Moments like these are miniature trainings, recalibrations wherein we learn, viscerally, that we are worthy of being related to, just for our sakes. We feel the goodness of this. It touches us deeply, and may shock us in its intimacy and tenderness. This tenderness may surface new layers of sensitivity and pain. But it also begins to ignite a new interior capacity – to notice and respect ourselves with a parallel commitment, to care for what we find inside ourselves, to abide with our own interior without moving away. One of my favourite statements by one of my favourite analytic writers, Christopher Bollas is that one of the most valuable outcomes of psychotherapy is its capacity to ‘transform a person’s relation to themselves as an object of care’ – in other words, being intimately cared for and related to with true respect can, over time, transform how we treat ourselves. As Galway Kinnel writes: 'sometimes it is necessary / to reteach a thing its loveliness, to put a hand on its brow / of the flower / and retell it in words and in touch it is lovely / until it flowers again from within, of self-blessing.' May those of us who have misplaced it, begin remembering our loveliness in ways that nourish our inner and outer rhythms, and soften the hard moments of our lives.

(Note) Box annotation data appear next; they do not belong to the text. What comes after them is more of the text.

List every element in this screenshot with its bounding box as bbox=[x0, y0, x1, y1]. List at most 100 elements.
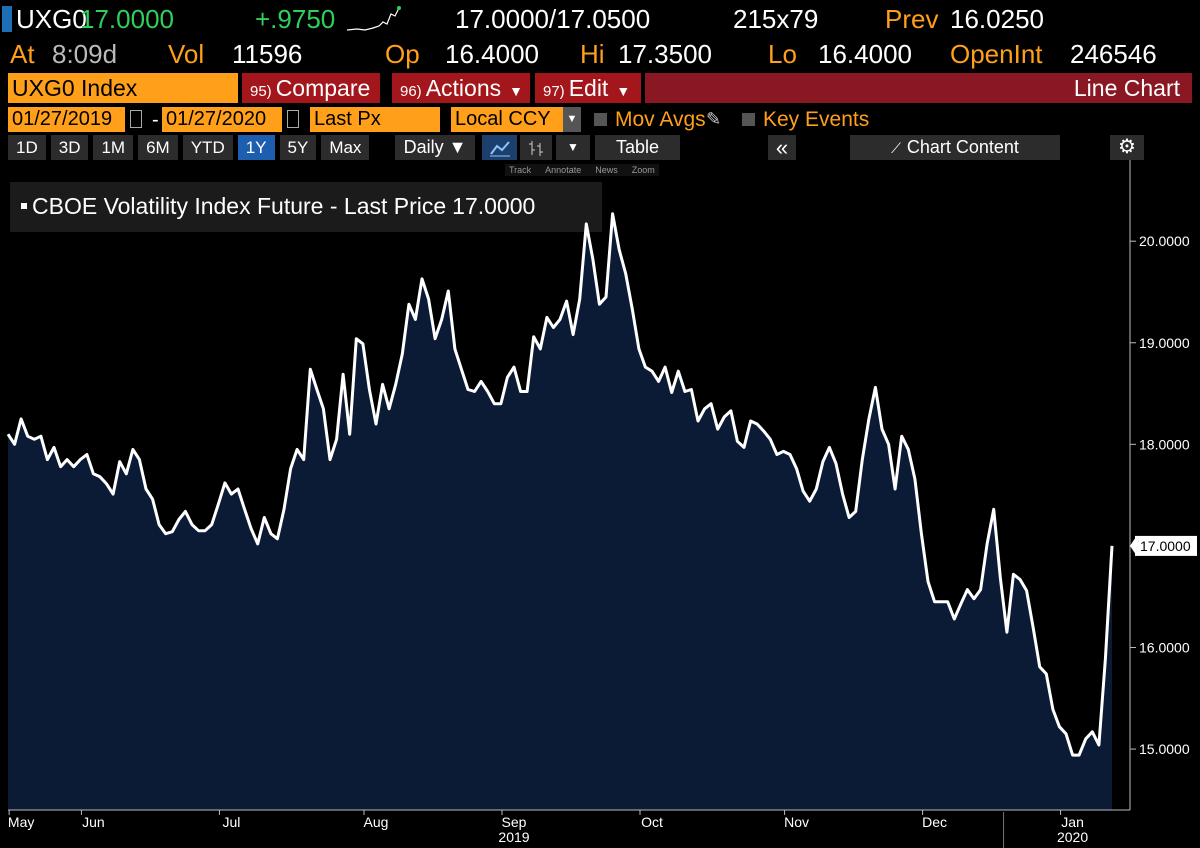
frequency-select[interactable]: Daily ▼ bbox=[395, 135, 475, 160]
low-label: Lo bbox=[768, 39, 797, 69]
x-group-label: 2020 bbox=[1057, 829, 1088, 845]
bar-mode-button[interactable] bbox=[520, 135, 552, 160]
end-date[interactable]: 01/27/2020 bbox=[162, 107, 282, 132]
sparkline bbox=[346, 7, 400, 31]
period-button[interactable]: 3D bbox=[50, 135, 89, 160]
start-date[interactable]: 01/27/2019 bbox=[8, 107, 125, 132]
table-button[interactable]: Table bbox=[595, 135, 680, 160]
x-tick-label: Jan bbox=[1061, 814, 1084, 830]
chart-tools: Track Annotate News Zoom bbox=[505, 164, 659, 176]
open-interest: 246546 bbox=[1070, 39, 1157, 69]
chart-type: Line Chart bbox=[1073, 75, 1180, 101]
area bbox=[8, 213, 1112, 811]
x-tick-label: Dec bbox=[922, 814, 947, 830]
high-label: Hi bbox=[580, 39, 605, 69]
prev-close: 16.0250 bbox=[950, 4, 1044, 34]
bar-icon bbox=[529, 141, 543, 156]
tool-button[interactable]: Track bbox=[509, 165, 532, 175]
currency-select[interactable]: Local CCY bbox=[451, 107, 563, 132]
open: 16.4000 bbox=[445, 39, 539, 69]
button-label: Actions bbox=[425, 75, 502, 101]
edit-button[interactable]: 97) Edit ▼ bbox=[535, 73, 641, 103]
period-buttons: 1D 3D 1M 6M YTD 1Y 5Y Max bbox=[8, 135, 370, 160]
x-group-label: 2019 bbox=[498, 829, 529, 845]
key-events-label: Key Events bbox=[763, 108, 870, 131]
actions-button[interactable]: 96) Actions ▼ bbox=[392, 73, 530, 103]
x-tick-label: Aug bbox=[364, 814, 389, 830]
dropdown-arrow: ▼ bbox=[509, 83, 523, 99]
high: 17.3500 bbox=[618, 39, 712, 69]
mov-avgs-label: Mov Avgs bbox=[615, 108, 706, 131]
legend-name: CBOE Volatility Index Future - Last Pric… bbox=[32, 193, 446, 219]
net-change: +.9750 bbox=[255, 4, 336, 34]
legend: CBOE Volatility Index Future - Last Pric… bbox=[32, 193, 535, 219]
key-events-checkbox[interactable] bbox=[742, 113, 755, 126]
period-button[interactable]: Max bbox=[321, 135, 370, 160]
last-value-box bbox=[1135, 535, 1197, 556]
chart-content-button[interactable]: ⟋ Chart Content bbox=[850, 135, 1060, 160]
button-number: 95) bbox=[250, 83, 272, 100]
dropdown-arrow: ▼ bbox=[616, 83, 631, 99]
date-separator: - bbox=[152, 109, 159, 131]
sparkline-icon bbox=[346, 6, 401, 31]
period-button[interactable]: 1Y bbox=[237, 135, 275, 160]
bid-ask: 17.0000/17.0500 bbox=[455, 4, 651, 34]
security-field[interactable]: UXG0 Index bbox=[8, 73, 238, 103]
period-button[interactable]: 1D bbox=[8, 135, 46, 160]
chart-type-bar[interactable]: Line Chart bbox=[645, 73, 1192, 103]
chart-content-label: Chart Content bbox=[906, 137, 1019, 157]
y-tick-label: 16.0000 bbox=[1139, 639, 1190, 655]
volume: 11596 bbox=[232, 39, 303, 69]
last-price: 17.0000 bbox=[80, 4, 174, 34]
legend-swatch bbox=[21, 203, 27, 209]
mov-avgs-checkbox[interactable] bbox=[594, 113, 607, 126]
tool-button[interactable]: News bbox=[595, 165, 618, 175]
y-tick-label: 18.0000 bbox=[1139, 436, 1190, 452]
field-select[interactable]: Last Px bbox=[310, 107, 440, 132]
chart-icon: ⟋ bbox=[891, 140, 901, 156]
button-number: 96) bbox=[400, 83, 422, 100]
time: 8:09d bbox=[52, 39, 118, 69]
button-number: 97) bbox=[543, 83, 565, 100]
y-tick-label: 15.0000 bbox=[1139, 741, 1190, 757]
collapse-button[interactable]: « bbox=[768, 135, 796, 160]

This piece dovetails with a few other pieces I've written: It: Thou after Buber on another way we forget ourselves in service to others; reflections On Love by Milosz - a stunning poem about this balance of care for self and world; and a book review of DeYoung's book on Shame). Below, the full poem by Galway Kinnell.
St Francis and the Sow
stands for all things,
even those things that don't flower,
for everything flowers, from within, of self-blessing;
though sometimes it is necessary
to reteach a thing its loveliness,
to put a hand on its brow
of the flower
and retell it in words and in touch
it is lovely
until it flowers again from within, of self-blessing;
as St. Francis
put his hand on the creased forehead
of the sow, and told her in words and in touch
blessings of earth on the sow, and the sow
began remembering all down her thick length,
from the earthen snout all the way
through the fodder and slops to the spiritual curl of
from the hard spininess spiked out from the spine
down through the great broken heart
to the blue milken dreaminess spurting and shuddering
from the fourteen teats into the fourteen mouths sucking
and blowing beneath them:
the long, perfect loveliness of sow.